AY: The attractive thing to me was that they were babies thrust on the Earth. They were from this other world, and until they arrived on the planet, they ... certainly DeBlanc felt a superiority to humans and human life because they'd watched so much. I imagined DeBlanc as a bit of a George Carlin character, finding their futility and the silliness and can't understand why they keep making the same mistakes over and over again. Like Carlin, the problem is that they've still got to be human, and that's when all his great stuff he did about war and the environment, that's when it slightly changes. That was my idea on who they were, that they came from a higher place and had these high ideals or whatever it is. Then they were put on planet Earth and they couldn't make a cup of tea. That was what was interesting about them.

TB: I was just worried that I was going to get stuck in an American series doing nothing. Originally they were going to make 13 and they offered 10 episodes out of 13. I don't even know if they're in 10 scenes in the comics. I asked them, "How are you going to offer that much when there's so little of them in the books?" They said, "Don't worry about that, we're not doing the books." So I thought, "All right, then," and that was all right, really. "All right, then, whatever." I love it. "All right, then. Just do it."

Is it safe then to say that your versions of DeBlanc and Fiore are going to be significantly different than the DeBlanc and Fiore of the comics, and perhaps a bit unfamiliar to fans of the comics?

AY: Yes and no, in a way because ... we made this point before, but this is a prequel to the beginning of the comics, so a lot happens to them in this season, but there's a lot of scope for them to become whatever as time goes on. There'll be elements of the comic in their character as time goes on.

TB: Yeah, also these two characters in the series are [executive producers Sam Catlin, and Seth Rogen, and Evan Goldberg's] take on those 2 characters from the books ... but this whole series is Sam and Seth and Evan's take on the books. They're not the books, they're the version of the books that three die-hard fans of the books have come up with. One of the amazing things about the series is that it's very much like the books, but it's also so different. Glaringly different to the books. They've really walked that line really carefully, and they've done so much new stuff, but at the same time, it's immediately recognizable as the same story. Not just because of the characters, but because of the feel of the thing. They've done that really beautifully.

Is filming a Quentin Tarantino-esque fight scene involving a vampire and a chainsaw as much fun as it looks and sounds, or did that have its own unique set of challenges?

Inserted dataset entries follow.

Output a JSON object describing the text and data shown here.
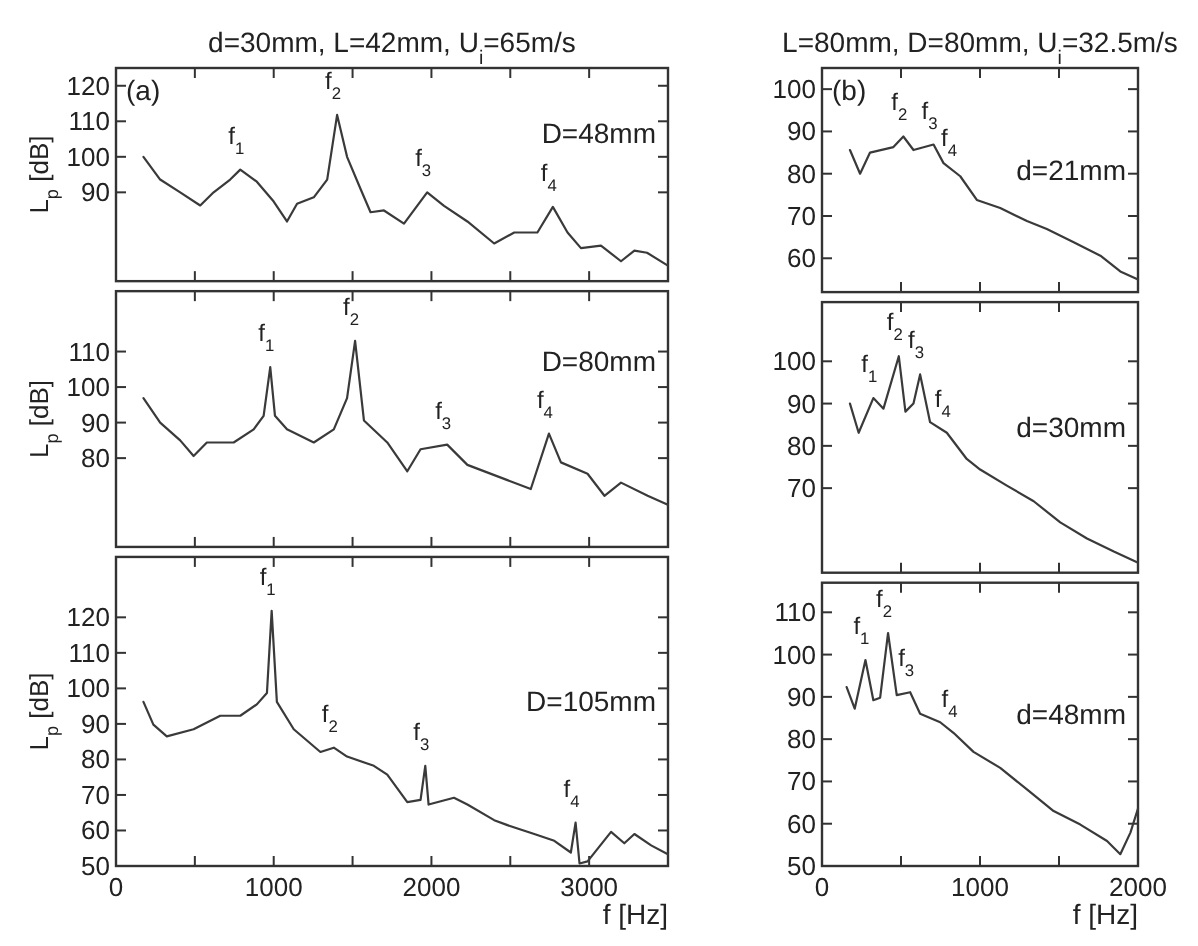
{
  "chart_data": [
    {
      "type": "line",
      "title": "d=30mm, L=42mm, U$_{i}$=65m/s",
      "ylabel": "L$_{p}$ [dB]",
      "xlim": [
        0,
        3500
      ],
      "xticks": [
        0,
        {
          "value": 500,
          "label": null
        },
        1000,
        {
          "value": 1500,
          "label": null
        },
        2000,
        {
          "value": 2500,
          "label": null
        },
        3000
      ],
      "ylim": [
        65,
        125
      ],
      "yticks": [
        90,
        100,
        110,
        120
      ],
      "tick_labels": "y",
      "annotations": [
        "(a)",
        {
          "text": "f$_{1}$",
          "x": 788,
          "y": 96.4
        },
        {
          "text": "f$_{2}$",
          "x": 1402,
          "y": 111.8
        },
        {
          "text": "f$_{3}$",
          "x": 1973,
          "y": 90
        },
        {
          "text": "f$_{4}$",
          "x": 2770,
          "y": 85.9
        }
      ],
      "series": [
        {
          "name": "D=48mm",
          "color": "#3a3a3a",
          "x": [
            174,
            280,
            407,
            534,
            619,
            724,
            788,
            893,
            1000,
            1084,
            1148,
            1254,
            1339,
            1402,
            1465,
            1550,
            1614,
            1699,
            1826,
            1973,
            2080,
            2228,
            2398,
            2525,
            2672,
            2770,
            2863,
            2948,
            3075,
            3202,
            3287,
            3367,
            3494
          ],
          "values": [
            100,
            93.6,
            90,
            86.3,
            90,
            93.6,
            96.4,
            93,
            87.4,
            81.8,
            86.8,
            88.6,
            93.6,
            111.8,
            100,
            91,
            84.4,
            84.9,
            81.2,
            90,
            86.2,
            81.8,
            75.6,
            78.7,
            78.7,
            85.9,
            78.7,
            74.3,
            75,
            70.6,
            73.6,
            73,
            69.5
          ]
        }
      ]
    },
    {
      "type": "line",
      "ylabel": "L$_{p}$ [dB]",
      "xlim": [
        0,
        3500
      ],
      "xticks": [
        0,
        {
          "value": 500,
          "label": null
        },
        1000,
        {
          "value": 1500,
          "label": null
        },
        2000,
        {
          "value": 2500,
          "label": null
        },
        3000
      ],
      "ylim": [
        55,
        127
      ],
      "yticks": [
        80,
        90,
        100,
        110
      ],
      "tick_labels": "y",
      "annotations": [
        {
          "text": "f$_{1}$",
          "x": 978,
          "y": 105.6
        },
        {
          "text": "f$_{2}$",
          "x": 1516,
          "y": 113
        },
        {
          "text": "f$_{3}$",
          "x": 2100,
          "y": 83.8
        },
        {
          "text": "f$_{4}$",
          "x": 2745,
          "y": 86.9
        }
      ],
      "series": [
        {
          "name": "D=80mm",
          "color": "#3a3a3a",
          "x": [
            174,
            280,
            407,
            492,
            576,
            746,
            873,
            936,
            978,
            1008,
            1084,
            1254,
            1381,
            1465,
            1516,
            1572,
            1720,
            1847,
            1931,
            2100,
            2228,
            2482,
            2630,
            2745,
            2821,
            2990,
            3097,
            3202,
            3371,
            3499
          ],
          "values": [
            96.9,
            90,
            85,
            80.6,
            84.4,
            84.4,
            88.1,
            91.9,
            105.6,
            91.9,
            88.1,
            84.4,
            88.1,
            96.9,
            113,
            90.6,
            84.4,
            76.3,
            82.5,
            83.8,
            78.1,
            73.8,
            71.3,
            86.9,
            78.8,
            75.6,
            69.4,
            73.1,
            69.4,
            66.9
          ]
        }
      ]
    },
    {
      "type": "line",
      "ylabel": "L$_{p}$ [dB]",
      "xlabel": "f [Hz]",
      "xlim": [
        0,
        3500
      ],
      "xticks": [
        0,
        {
          "value": 500,
          "label": null
        },
        1000,
        {
          "value": 1500,
          "label": null
        },
        2000,
        {
          "value": 2500,
          "label": null
        },
        3000
      ],
      "ylim": [
        50,
        137
      ],
      "yticks": [
        50,
        60,
        70,
        80,
        90,
        100,
        110,
        120
      ],
      "annotations": [
        {
          "text": "f$_{1}$",
          "x": 987,
          "y": 121.8
        },
        {
          "text": "f$_{2}$",
          "x": 1381,
          "y": 83.3
        },
        {
          "text": "f$_{3}$",
          "x": 1961,
          "y": 78.2
        },
        {
          "text": "f$_{4}$",
          "x": 2914,
          "y": 62.2
        }
      ],
      "series": [
        {
          "name": "D=105mm",
          "color": "#3a3a3a",
          "x": [
            174,
            237,
            322,
            492,
            661,
            788,
            893,
            957,
            987,
            1020,
            1127,
            1296,
            1381,
            1465,
            1635,
            1720,
            1847,
            1931,
            1961,
            1982,
            2143,
            2228,
            2398,
            2482,
            2652,
            2779,
            2884,
            2914,
            2939,
            2990,
            3139,
            3223,
            3287,
            3393,
            3499
          ],
          "values": [
            96.2,
            89.8,
            86.5,
            88.5,
            92.3,
            92.3,
            95.5,
            98.7,
            121.8,
            96.2,
            88.5,
            82.1,
            83.3,
            80.8,
            78.2,
            75.7,
            68,
            68.6,
            78.2,
            67.3,
            69.2,
            67.3,
            62.9,
            61.5,
            59,
            57.1,
            53.8,
            62.2,
            50.7,
            51.3,
            59.6,
            56.4,
            59,
            55.8,
            53.3
          ]
        }
      ]
    },
    {
      "type": "line",
      "title": "L=80mm, D=80mm, U$_{i}$=32.5m/s",
      "xlim": [
        0,
        2000
      ],
      "xticks": [
        0,
        {
          "value": 500,
          "label": null
        },
        1000,
        {
          "value": 1500,
          "label": null
        },
        2000
      ],
      "ylim": [
        52,
        105
      ],
      "yticks": [
        60,
        70,
        80,
        90,
        100
      ],
      "tick_labels": "y",
      "annotations": [
        "(b)",
        {
          "text": "f$_{2}$",
          "x": 515,
          "y": 88.8
        },
        {
          "text": "f$_{3}$",
          "x": 706,
          "y": 86.9
        },
        {
          "text": "f$_{4}$",
          "x": 830,
          "y": 80.5
        }
      ],
      "series": [
        {
          "name": "d=21mm",
          "color": "#3a3a3a",
          "x": [
            177,
            241,
            304,
            452,
            515,
            579,
            706,
            769,
            875,
            980,
            1128,
            1297,
            1423,
            1593,
            1762,
            1888,
            2000
          ],
          "values": [
            85.6,
            80,
            85,
            86.3,
            88.8,
            85.6,
            86.9,
            82.5,
            79.4,
            73.8,
            71.9,
            68.8,
            66.9,
            63.8,
            60.6,
            56.9,
            55
          ]
        }
      ]
    },
    {
      "type": "line",
      "xlim": [
        0,
        2000
      ],
      "xticks": [
        0,
        {
          "value": 500,
          "label": null
        },
        1000,
        {
          "value": 1500,
          "label": null
        },
        2000
      ],
      "ylim": [
        50,
        114
      ],
      "yticks": [
        70,
        80,
        90,
        100
      ],
      "tick_labels": "y",
      "annotations": [
        {
          "text": "f$_{1}$",
          "x": 325,
          "y": 91.3
        },
        {
          "text": "f$_{2}$",
          "x": 486,
          "y": 101.2
        },
        {
          "text": "f$_{3}$",
          "x": 621,
          "y": 96.9
        },
        {
          "text": "f$_{4}$",
          "x": 790,
          "y": 83.1
        }
      ],
      "series": [
        {
          "name": "d=30mm",
          "color": "#3a3a3a",
          "x": [
            177,
            232,
            325,
            389,
            486,
            528,
            579,
            621,
            684,
            790,
            916,
            1001,
            1170,
            1340,
            1508,
            1677,
            1847,
            1994
          ],
          "values": [
            90,
            83.1,
            91.3,
            88.8,
            101.2,
            88.1,
            90,
            96.9,
            85.6,
            83.1,
            76.9,
            74.4,
            70.6,
            66.9,
            61.9,
            58.1,
            55,
            52.5
          ]
        }
      ]
    },
    {
      "type": "line",
      "xlabel": "f [Hz]",
      "xlim": [
        0,
        2000
      ],
      "xticks": [
        0,
        {
          "value": 500,
          "label": null
        },
        1000,
        {
          "value": 1500,
          "label": null
        },
        2000
      ],
      "ylim": [
        50,
        117
      ],
      "yticks": [
        50,
        60,
        70,
        80,
        90,
        100,
        110
      ],
      "annotations": [
        {
          "text": "f$_{1}$",
          "x": 275,
          "y": 98.7
        },
        {
          "text": "f$_{2}$",
          "x": 418,
          "y": 105.1
        },
        {
          "text": "f$_{3}$",
          "x": 558,
          "y": 91.1
        },
        {
          "text": "f$_{4}$",
          "x": 832,
          "y": 81.5
        }
      ],
      "series": [
        {
          "name": "d=48mm",
          "color": "#3a3a3a",
          "x": [
            156,
            207,
            275,
            325,
            368,
            418,
            473,
            558,
            621,
            748,
            832,
            959,
            1128,
            1297,
            1466,
            1635,
            1804,
            1888,
            1952,
            2000
          ],
          "values": [
            92.3,
            87.2,
            98.7,
            89.2,
            89.8,
            105.1,
            90.4,
            91.1,
            86,
            84,
            81.5,
            77,
            73.2,
            68.1,
            63,
            59.8,
            55.9,
            52.8,
            57.9,
            63.6
          ]
        }
      ]
    }
  ]
}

AY: Did it look fun on screen?

It looked pretty fun to me.

AY: Well, that's all that matters.

TB: Yeah. We worked really hard, and we felt really good at the end of the day. It was our first day, it took a whole day. The stunt guys were amazing, so yeah, job done, really.

Now that Sheriff Root is aware of their presence in Annville, what's the next step for DeBlanc and Fiore?

AY: The next step is just simply how do they get to Jesse? How do they get this thing that's in Jesse, and get it out and take it back where they think it belongs? That's all their mission is currently. That's their primary objective, and their only objective at this point.

TB: Yeah, they're finding different ways to achieve their objective. If one fails, they'll try and find another one, and then they go, and on and on and on.

You've compared DeBlanc and Fiore to children in how they're experiencing the human world for the first time. Similarly, the object of their mission, this mysterious entity, has also been represented in a childlike fashion, using a baby's laughter and cries. Is this a reflection at all of the relationship shared between DeBlanc and Fiore and the entity, or how they interact or is this just something that's developing now because it is taking place on the mortal plane of existence?

AY: It's both, and that's one element of their relationship, but it's not the element. It's one element, and their relationship evolves the more time they spend on Earth, and the more we find out about where they're from, both and individually as time goes on. That's as vague as I can be.


TB: I'd go with that.

Preacher airs Sundays at 9 p.m. ET on AMC.